I strongly support this amendment. When I first came to this brief, the fact I found absolutely unbelievable, as do many members of the public, was not only was there such a long waiting list for driving tests but 400,000 drivers did not have to pass a test. Once people sit the driving test a certain number of times, they never have to do so again and people made a life choice based on this. It makes a nonsense of having this huge bureaucracy to pretend we have a testing system to which one must apply. That bureaucracy is based in Ballina and is hugely costly, possibly inefficient and completely underresourced.
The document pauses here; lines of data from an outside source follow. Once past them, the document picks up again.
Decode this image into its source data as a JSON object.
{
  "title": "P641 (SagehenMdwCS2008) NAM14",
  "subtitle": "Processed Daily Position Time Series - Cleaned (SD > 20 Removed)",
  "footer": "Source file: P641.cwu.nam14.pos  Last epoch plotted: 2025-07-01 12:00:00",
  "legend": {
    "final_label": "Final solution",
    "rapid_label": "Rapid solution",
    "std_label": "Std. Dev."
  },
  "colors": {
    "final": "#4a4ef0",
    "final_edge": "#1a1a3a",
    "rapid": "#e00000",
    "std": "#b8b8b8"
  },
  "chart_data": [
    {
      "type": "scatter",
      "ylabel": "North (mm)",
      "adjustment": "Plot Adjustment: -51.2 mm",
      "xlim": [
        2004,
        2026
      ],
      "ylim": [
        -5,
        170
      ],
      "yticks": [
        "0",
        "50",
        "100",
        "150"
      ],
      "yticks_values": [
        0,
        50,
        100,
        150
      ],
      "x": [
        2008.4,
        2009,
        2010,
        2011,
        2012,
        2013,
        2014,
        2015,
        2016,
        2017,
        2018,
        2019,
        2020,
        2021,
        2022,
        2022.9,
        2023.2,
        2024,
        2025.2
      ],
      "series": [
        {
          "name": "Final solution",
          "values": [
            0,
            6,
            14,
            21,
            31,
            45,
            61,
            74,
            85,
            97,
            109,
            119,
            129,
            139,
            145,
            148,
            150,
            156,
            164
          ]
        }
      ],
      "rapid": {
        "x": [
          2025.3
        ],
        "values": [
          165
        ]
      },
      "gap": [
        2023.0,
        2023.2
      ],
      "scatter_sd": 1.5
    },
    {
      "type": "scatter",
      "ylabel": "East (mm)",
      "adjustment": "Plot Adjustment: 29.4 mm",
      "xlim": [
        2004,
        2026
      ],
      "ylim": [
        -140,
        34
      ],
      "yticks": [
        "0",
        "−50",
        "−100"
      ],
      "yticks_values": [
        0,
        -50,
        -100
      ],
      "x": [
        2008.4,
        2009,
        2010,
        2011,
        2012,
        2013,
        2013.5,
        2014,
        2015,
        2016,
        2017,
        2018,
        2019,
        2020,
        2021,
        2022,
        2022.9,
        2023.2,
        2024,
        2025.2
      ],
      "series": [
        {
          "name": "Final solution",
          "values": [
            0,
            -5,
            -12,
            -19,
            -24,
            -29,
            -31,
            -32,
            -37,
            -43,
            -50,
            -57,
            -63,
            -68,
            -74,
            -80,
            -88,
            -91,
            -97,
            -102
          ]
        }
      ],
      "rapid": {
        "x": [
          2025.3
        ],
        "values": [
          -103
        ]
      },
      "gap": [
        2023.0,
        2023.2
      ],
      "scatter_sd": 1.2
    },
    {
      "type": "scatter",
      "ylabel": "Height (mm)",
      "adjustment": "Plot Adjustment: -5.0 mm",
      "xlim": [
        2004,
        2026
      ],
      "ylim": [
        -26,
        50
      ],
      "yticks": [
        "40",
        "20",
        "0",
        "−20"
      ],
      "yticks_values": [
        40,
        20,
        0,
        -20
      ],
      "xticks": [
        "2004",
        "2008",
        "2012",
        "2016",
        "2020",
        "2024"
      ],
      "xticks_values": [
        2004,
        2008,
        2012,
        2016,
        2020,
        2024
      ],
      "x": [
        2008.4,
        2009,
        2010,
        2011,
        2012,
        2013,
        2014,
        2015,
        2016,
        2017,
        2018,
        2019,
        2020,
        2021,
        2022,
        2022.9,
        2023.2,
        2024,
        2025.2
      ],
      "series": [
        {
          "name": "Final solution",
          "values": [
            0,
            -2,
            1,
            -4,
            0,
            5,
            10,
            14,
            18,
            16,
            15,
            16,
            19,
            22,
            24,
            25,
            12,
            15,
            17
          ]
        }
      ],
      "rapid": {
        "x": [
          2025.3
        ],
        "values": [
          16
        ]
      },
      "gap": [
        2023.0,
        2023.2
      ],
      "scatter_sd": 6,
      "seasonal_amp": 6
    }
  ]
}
However, the rules are in place and we do not implement them. People sit the test but do not have to pass it, and after a certain point they do not even have to bother sitting it. It makes absolute nonsense of road safety aspirations and strategies and the crocodile tears we cry when we hear of further road accidents and road deaths. Licensing, testing and instruction systems are fundamental and must happen before anything else does. The system allows indifference to prosper.

Deputy Shortall's amendment is only a beginning, and represents a sensible place to start. If we do not require retesting, people can either continue as they are and never bother take a test at all, apply for the test and not show up because it is not that important to them or show up without having made any preparation and fail yet again. They further reinforce the failure of the system by turning up again and again.

If the Minister does not show he is serious about changing the testing system, he will not receive co-operation from the public. The public thinks it is a laugh that we tolerate such an incredibly inefficient system which would not be tolerated in any banana republic. I support the amendment.